—¿Qué quieres, Clara? ¿Necesitas algo? —mientras se pasaba la mano por los ojos.
—No, nada, tío. Iba a prepararme una tostada. ¿Te preparo otra?
—No… o, mejor, sí. Con tomate y aceite, por favor. Tengo que terminar un par de cosas, pero en cuanto acabe, voy a la cocina y te ayudo.
Clara asintió. Antes de salir, vio cómo su tío metía los papeles en un sobre en el que estaba escrito «Gabriel», con la letra de su padre.
—¿Una carta de papá? —preguntó.
—Sí —contestó él, lacónico.
—Tío. —La duda le rondaba desde que Gabriel apareciera en el tanatorio, pero no había encontrado el momento de resolverla. Hasta ahora—. ¿Por qué mi padre nunca me habló de ti?

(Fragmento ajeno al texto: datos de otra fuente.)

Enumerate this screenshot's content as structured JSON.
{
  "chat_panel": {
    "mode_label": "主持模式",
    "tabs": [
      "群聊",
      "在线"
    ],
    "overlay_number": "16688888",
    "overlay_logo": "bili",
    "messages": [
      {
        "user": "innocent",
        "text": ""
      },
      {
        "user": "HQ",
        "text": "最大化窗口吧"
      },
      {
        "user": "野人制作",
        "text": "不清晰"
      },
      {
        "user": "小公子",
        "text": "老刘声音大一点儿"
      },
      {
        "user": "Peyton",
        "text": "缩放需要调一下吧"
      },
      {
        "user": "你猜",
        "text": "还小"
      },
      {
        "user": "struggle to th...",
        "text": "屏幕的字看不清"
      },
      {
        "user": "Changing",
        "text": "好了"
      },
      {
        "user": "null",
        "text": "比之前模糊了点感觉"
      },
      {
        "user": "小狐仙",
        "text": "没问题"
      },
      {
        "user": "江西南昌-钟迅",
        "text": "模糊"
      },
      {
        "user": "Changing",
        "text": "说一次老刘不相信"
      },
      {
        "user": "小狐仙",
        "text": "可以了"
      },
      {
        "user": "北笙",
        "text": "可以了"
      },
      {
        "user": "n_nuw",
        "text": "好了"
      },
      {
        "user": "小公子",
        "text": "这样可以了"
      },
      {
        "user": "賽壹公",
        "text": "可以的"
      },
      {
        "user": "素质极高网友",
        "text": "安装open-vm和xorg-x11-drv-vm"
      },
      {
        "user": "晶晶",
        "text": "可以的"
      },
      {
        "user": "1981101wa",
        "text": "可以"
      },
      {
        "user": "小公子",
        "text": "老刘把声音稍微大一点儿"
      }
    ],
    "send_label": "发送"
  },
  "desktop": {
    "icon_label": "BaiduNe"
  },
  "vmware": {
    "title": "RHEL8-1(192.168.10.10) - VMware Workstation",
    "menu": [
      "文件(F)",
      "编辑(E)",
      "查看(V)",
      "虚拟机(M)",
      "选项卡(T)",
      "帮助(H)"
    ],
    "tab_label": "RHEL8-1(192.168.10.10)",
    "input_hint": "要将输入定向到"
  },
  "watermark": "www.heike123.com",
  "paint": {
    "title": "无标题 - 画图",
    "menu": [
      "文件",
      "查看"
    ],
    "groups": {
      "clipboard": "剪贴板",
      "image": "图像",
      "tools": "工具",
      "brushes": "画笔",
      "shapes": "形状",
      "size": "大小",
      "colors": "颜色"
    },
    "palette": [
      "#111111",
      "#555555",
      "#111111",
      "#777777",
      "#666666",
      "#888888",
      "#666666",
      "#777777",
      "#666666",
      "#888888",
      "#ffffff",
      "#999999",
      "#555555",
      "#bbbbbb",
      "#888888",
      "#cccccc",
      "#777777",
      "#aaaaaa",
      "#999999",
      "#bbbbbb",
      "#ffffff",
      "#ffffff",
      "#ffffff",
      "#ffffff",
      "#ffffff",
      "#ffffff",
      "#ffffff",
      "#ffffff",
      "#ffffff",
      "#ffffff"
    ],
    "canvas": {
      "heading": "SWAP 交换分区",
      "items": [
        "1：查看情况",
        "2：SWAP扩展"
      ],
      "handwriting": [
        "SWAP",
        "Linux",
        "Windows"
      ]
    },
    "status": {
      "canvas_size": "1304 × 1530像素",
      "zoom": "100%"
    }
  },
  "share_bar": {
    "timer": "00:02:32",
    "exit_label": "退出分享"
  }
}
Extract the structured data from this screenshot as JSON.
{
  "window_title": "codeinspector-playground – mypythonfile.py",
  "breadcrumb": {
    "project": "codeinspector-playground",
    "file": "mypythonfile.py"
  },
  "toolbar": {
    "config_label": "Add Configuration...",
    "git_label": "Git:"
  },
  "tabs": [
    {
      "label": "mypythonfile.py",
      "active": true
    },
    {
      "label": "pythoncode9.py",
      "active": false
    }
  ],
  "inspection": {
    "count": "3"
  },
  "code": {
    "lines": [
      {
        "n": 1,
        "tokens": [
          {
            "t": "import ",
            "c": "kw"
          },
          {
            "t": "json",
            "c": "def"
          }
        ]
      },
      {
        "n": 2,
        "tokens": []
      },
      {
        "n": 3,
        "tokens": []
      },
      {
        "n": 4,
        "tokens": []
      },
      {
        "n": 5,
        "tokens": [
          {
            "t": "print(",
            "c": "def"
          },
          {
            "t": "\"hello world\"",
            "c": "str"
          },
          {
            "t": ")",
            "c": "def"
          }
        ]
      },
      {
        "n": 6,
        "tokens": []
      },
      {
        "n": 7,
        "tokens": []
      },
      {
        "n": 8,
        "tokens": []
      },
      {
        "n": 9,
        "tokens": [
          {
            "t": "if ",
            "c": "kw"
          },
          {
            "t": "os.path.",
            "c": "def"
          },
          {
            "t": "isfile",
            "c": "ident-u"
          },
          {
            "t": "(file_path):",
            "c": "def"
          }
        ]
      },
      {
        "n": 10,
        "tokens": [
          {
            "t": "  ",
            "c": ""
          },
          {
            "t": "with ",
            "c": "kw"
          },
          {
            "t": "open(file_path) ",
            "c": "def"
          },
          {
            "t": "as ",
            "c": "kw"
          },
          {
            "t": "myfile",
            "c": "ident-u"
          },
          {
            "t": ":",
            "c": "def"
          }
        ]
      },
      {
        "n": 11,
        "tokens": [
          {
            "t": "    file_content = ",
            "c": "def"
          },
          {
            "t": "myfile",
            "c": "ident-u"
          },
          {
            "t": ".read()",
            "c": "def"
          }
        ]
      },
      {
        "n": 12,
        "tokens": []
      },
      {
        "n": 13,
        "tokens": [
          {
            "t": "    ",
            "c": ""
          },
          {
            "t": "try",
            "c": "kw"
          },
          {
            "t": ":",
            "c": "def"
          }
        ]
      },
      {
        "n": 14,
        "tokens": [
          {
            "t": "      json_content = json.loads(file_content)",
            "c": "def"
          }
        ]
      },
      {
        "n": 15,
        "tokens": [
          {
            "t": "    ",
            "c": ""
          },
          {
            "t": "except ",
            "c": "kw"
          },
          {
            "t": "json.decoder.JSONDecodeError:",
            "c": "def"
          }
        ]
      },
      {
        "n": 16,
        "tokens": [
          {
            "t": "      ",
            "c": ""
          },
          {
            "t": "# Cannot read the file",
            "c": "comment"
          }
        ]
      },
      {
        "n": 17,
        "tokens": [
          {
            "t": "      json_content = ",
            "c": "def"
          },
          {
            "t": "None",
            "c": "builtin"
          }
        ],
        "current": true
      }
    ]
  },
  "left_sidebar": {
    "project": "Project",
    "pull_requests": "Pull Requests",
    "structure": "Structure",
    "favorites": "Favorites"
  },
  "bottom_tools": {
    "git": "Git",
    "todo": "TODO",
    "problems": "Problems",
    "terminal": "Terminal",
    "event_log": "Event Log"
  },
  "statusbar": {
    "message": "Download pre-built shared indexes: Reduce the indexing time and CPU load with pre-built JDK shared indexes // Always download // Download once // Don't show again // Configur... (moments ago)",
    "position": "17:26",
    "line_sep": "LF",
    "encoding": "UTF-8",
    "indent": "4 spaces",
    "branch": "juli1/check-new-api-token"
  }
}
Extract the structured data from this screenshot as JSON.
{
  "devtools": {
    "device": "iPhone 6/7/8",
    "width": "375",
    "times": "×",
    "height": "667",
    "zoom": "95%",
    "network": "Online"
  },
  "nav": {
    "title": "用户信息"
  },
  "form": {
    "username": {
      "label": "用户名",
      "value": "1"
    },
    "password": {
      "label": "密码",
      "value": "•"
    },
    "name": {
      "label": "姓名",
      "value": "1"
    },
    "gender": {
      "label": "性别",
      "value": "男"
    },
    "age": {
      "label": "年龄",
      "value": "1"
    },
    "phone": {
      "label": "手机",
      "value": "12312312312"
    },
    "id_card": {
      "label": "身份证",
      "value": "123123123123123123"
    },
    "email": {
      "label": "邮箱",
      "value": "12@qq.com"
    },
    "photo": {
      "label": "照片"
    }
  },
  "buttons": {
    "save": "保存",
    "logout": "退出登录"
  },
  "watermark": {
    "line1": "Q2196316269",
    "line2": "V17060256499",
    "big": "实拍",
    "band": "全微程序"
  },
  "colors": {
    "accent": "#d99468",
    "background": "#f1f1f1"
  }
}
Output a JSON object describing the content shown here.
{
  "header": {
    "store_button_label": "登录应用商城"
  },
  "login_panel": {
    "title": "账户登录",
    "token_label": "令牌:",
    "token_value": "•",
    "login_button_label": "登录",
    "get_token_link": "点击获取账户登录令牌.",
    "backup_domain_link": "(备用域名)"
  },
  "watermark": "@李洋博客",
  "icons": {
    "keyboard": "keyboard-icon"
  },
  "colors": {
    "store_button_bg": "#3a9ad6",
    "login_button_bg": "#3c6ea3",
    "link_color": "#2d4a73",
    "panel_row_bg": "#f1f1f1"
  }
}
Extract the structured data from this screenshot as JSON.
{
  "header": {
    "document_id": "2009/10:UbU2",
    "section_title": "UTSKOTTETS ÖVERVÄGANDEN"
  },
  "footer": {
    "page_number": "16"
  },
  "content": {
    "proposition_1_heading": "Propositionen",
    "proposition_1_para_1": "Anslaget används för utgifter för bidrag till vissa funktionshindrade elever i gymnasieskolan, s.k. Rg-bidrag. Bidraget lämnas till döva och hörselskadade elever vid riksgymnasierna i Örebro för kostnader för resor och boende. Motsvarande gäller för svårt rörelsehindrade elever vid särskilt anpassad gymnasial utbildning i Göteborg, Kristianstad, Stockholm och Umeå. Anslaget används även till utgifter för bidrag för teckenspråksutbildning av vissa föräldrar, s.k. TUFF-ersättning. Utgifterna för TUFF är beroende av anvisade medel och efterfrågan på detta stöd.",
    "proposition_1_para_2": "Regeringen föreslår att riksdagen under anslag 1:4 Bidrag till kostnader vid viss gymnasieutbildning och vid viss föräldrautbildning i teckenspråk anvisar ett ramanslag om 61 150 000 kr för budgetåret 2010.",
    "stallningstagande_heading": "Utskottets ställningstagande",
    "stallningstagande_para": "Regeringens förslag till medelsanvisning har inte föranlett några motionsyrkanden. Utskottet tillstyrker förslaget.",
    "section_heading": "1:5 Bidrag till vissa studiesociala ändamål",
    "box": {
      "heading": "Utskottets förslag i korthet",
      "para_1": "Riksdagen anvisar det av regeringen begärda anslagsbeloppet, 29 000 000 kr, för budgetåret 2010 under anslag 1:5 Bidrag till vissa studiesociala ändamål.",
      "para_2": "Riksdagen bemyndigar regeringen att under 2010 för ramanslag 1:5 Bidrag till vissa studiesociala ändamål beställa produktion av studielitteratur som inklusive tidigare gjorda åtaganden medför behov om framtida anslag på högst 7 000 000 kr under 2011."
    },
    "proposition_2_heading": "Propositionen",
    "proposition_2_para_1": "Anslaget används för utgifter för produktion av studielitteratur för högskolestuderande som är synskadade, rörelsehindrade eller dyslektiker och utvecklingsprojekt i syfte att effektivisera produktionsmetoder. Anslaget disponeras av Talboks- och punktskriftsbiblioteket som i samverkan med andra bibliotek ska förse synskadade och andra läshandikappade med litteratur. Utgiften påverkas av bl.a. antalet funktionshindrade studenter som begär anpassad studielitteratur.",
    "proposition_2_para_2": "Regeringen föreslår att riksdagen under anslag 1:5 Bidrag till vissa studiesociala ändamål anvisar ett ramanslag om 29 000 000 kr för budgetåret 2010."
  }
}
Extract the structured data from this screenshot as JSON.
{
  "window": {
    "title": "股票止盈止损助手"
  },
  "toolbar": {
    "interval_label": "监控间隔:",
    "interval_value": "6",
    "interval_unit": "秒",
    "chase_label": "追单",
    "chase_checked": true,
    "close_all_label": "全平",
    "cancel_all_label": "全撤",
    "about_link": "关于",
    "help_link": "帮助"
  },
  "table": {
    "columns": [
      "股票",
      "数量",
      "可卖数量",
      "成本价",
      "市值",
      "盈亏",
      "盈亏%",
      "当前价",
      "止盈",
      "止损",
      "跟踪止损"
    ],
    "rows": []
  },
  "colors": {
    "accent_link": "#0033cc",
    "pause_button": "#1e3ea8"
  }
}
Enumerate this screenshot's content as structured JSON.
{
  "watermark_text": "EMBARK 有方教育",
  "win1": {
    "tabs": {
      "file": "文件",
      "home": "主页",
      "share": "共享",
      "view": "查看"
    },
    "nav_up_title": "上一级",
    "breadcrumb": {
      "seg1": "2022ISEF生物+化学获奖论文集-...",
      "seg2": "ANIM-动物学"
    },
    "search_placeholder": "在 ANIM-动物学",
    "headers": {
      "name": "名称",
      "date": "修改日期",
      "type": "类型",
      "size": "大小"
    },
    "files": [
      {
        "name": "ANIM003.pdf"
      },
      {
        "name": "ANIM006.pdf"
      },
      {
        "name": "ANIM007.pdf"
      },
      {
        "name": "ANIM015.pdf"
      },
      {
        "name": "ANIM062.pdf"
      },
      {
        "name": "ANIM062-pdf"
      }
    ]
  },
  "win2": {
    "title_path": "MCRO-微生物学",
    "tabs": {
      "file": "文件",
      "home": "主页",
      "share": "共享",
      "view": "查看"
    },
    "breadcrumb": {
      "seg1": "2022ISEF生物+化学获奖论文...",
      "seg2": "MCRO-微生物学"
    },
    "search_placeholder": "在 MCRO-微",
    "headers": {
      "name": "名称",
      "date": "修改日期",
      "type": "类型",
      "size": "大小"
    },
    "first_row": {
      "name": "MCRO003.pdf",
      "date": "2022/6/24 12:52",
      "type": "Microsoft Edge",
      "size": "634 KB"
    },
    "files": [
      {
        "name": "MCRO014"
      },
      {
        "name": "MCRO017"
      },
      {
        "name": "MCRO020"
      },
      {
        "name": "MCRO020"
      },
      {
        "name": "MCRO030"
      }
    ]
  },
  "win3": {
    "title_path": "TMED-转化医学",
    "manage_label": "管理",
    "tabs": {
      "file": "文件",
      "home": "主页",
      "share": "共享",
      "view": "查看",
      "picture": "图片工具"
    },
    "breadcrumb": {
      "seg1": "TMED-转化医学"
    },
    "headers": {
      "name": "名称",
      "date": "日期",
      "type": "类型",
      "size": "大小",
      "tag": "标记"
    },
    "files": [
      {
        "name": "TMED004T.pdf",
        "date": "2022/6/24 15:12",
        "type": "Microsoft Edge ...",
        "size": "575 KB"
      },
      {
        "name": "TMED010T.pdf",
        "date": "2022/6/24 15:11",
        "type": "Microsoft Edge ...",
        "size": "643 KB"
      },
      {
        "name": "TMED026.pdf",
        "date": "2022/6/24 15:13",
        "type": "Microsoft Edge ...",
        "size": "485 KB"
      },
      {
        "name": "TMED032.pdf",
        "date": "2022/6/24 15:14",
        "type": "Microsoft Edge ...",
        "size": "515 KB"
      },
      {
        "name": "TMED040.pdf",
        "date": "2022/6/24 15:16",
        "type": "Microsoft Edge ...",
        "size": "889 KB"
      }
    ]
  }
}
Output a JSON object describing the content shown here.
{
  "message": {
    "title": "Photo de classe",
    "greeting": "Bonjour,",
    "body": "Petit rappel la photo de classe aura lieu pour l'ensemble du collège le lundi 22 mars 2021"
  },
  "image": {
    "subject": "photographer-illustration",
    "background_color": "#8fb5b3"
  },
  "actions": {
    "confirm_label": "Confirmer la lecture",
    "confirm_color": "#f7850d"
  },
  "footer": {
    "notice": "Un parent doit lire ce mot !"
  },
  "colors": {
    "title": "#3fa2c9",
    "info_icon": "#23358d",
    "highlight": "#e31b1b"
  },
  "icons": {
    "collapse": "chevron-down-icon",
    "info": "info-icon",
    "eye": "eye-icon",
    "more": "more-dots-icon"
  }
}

Los ojos del hombre se nublaron con un brillo vidrioso.
—Sabía que no tardarías en hacerme esta pregunta. —Le indicó con un gesto que se sentara y suspiró—. Es una larga historia: César, tu padre, era mi hermano mayor y nos queríamos mucho. Pero hace ya varios años, antes de que nacieras, tuvimos una discusión terrible, ninguno quiso retractarse y eso nos separó. Ni siquiera tu nacimiento pudo volvernos a unir, pero mantuvimos el contacto, hasta que, cuando cumpliste seis años, volvimos a discutir y esa vez fue la definitiva. Desde entonces ni siquiera respondió a mis llamadas o a mis cartas. Hasta hoy.
—¿Y por qué discutisteis?
Él dudó antes de contestar, y empezó a hablar con lentitud, como si cada palabra le costara un gran esfuerzo.
—Fueron disputas entre hermanos, asuntos que nunca deberían haber llegado tan lejos, nada que no hubiéramos podido solucionar de saber… —Tragó saliva antes de continuar—. Tal vez, cuando haya pasado más tiempo y duela menos, pueda contártelo. No digo que no fuera importante, solo que los dos nos queríamos y deberíamos haber pensado más en el bien de nuestra familia; haber sabido llevar mejor nuestras diferencias. Pero de nada vale lamentarse: ahora estoy aquí y no voy a permitir que te suceda nada malo.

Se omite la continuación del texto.